Но мне, разумеется, стало тоскливо в кругу этих шаркающих пресмыкателей, которые каждый поступок сверяли с моим незыблемым кодексом, боясь, как-бы не потерять расположение человека, великолепие которого подкреплялось бесчисленным количеством аргументов и, как казалось, было совершенно неопровержимо. Что-бы я ни говорил, я всюду встречал неизменное согласие, которое для виду имело в себе несколько не слишком крупных изюмин тщательно контролируемого свободомыслия; что-бы я ни делал, я получал помощь людей, которые делая что-либо делали так, что впоследствии всё приходилось переделывать заново; когда я пытался быть с ними откровенным, я моментально окружался непроницаемой завесой понимания, которое нисколько не задавалось тем чтобы услышать меня, а только не нарушить параграф церемониала.

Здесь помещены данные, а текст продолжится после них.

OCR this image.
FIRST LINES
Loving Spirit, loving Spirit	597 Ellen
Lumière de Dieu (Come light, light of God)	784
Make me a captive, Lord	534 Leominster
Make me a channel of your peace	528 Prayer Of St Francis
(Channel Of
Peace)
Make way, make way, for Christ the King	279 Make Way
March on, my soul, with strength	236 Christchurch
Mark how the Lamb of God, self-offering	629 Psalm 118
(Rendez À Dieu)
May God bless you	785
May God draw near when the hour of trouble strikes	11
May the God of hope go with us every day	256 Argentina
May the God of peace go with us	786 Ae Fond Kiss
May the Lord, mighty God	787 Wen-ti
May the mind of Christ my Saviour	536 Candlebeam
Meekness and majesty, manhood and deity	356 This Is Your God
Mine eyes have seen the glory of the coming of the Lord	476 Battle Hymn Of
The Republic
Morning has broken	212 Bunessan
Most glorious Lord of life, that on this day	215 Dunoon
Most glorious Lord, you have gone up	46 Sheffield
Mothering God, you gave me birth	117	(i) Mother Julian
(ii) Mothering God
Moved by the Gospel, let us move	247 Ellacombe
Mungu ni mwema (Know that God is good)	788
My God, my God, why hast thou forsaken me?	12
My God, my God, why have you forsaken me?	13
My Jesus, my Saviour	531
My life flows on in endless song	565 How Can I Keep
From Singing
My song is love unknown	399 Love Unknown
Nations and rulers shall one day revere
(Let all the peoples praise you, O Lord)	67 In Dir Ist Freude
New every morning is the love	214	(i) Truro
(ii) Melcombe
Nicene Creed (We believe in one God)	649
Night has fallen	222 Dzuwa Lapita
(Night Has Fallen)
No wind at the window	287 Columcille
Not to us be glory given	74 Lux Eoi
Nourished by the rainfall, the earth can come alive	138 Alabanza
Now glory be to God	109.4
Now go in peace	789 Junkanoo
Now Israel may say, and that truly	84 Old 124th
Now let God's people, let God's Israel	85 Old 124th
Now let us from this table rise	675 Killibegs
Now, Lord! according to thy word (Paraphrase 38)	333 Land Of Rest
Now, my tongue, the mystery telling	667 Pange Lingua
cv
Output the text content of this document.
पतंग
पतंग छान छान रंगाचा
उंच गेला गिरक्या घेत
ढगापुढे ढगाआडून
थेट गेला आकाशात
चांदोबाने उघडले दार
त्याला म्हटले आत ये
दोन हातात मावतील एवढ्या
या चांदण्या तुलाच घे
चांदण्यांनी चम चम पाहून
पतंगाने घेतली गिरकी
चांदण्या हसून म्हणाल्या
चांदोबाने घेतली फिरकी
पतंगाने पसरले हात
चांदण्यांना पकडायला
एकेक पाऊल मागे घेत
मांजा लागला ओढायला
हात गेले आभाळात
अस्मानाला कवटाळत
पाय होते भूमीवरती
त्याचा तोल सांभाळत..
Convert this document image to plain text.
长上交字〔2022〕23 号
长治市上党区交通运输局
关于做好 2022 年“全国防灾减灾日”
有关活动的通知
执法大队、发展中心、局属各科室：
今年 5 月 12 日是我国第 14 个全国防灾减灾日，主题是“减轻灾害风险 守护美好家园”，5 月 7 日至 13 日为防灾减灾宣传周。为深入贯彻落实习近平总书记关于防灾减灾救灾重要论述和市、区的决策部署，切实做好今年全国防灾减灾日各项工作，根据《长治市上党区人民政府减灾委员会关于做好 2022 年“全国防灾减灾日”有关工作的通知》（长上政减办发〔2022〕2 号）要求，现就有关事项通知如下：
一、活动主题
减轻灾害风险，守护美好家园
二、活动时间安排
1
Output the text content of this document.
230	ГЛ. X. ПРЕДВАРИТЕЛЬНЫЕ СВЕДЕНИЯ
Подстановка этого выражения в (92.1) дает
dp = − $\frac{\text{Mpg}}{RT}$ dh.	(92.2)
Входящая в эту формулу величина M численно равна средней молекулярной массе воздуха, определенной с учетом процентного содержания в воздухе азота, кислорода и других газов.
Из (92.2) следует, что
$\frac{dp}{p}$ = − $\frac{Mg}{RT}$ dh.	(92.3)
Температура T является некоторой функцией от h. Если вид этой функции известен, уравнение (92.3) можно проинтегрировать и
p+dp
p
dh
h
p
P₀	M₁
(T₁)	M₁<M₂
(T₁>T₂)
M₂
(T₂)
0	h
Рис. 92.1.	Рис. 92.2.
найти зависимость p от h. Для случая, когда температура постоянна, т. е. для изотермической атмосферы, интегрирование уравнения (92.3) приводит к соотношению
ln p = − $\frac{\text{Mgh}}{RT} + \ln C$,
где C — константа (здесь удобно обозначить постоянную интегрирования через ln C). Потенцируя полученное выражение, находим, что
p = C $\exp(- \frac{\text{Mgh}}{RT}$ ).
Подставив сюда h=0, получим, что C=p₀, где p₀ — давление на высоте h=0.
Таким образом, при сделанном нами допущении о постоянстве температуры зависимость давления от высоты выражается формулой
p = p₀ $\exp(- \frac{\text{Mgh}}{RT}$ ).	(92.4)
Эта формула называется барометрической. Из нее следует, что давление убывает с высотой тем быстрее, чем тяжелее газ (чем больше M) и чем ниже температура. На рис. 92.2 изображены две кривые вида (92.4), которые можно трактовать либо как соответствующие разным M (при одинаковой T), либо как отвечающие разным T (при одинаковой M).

Эта непроницаемая завеса наконец стала мне невыносима, и копившееся помалу раздражение стало настигать и самых приближённых. Я бросался на них, обескураженных, тряс за фалды и требовал чтобы они были со мной искренни и честны; что говорить – они очень старались, но я раз за разом, тлея в обеззараженной пустоте дозволенного, срывался и пытался найти хоть маленький зазор в министерских одеждах которые сам-же для них выткал… Когда я на него всё-таки натыкался, меня обдавало такой волной ненависти, что я падал навзничь, сбитый с толку и испуганный: что происходит? Откуда это в столь тихих, смиренных, замечательных людях, которые неизменно занимают свои места за столом и перечат мне только в том, в чём это было-бы кстати?

Однажды мне в руки попала какая-то книга. Вообще мне некогда было читать, да и в целом я это не очень любил – таким куда больше импонирует говорить самому, чем кого-нибудь слушать, но случилось занятное исключение. Какой-то поэт весьма, должен признаться, живописно делился с читателем наболевшим. Ради забавы я решил пролистать фолиант, как, сам того не замечая, увлёкся. Прочитал страницу, потом ещё одну. Это наболевшее показалось мне чертовски знакомым; да как-же знакомым, это ведь то-же самое у меня! Я прочитал взахлёб и всё остальное. Как неожиданно это было: казалось, я нашёл человека, который наконец мог-бы меня понять, как-то ответить на рой вопросов, которые я задавал в никуда и либо получал сдержанный и прописанный в своде правил ответ, либо оставался висеть, окружённый многозначительным молчанием. Нет, вот он этот человек, который знает что я чувствую, который был там-же, который не побоялся рассказать мне о том что столь близко и объединяет нас в нашем мелочном страхе, огороженном форменными мундирами и десятком паролей, раздутой и разнузданной силе, едва сдерживаемой законом и постными нравоучениями отцов, звенящей пелене одиночества, которая не отступает ни на миг, пока мы окружены бесконечной толпой восхищённых – и осторожных; преданных – и лживых, подлых прихлебателей, которые пышут злобой там, где ни черта не понятно… Чудесно – понять самого меня; он знает, знает!
Но поэт давно умер, и вопросы так и остались нудно смотреть в пустоту неподвижными глазами, подвешенные над головой. Ободрённый этим неожиданным проблеском в остановившейся колом жизни, которая беспорядочно, сколько я ни старался навести в ней порядок, сгрудилась вокруг меня одного, я тем не менее остался там-же где был.
Где я был становилось решительно невыносимо; тогда я взял оружие и отправился куда глядят глаза.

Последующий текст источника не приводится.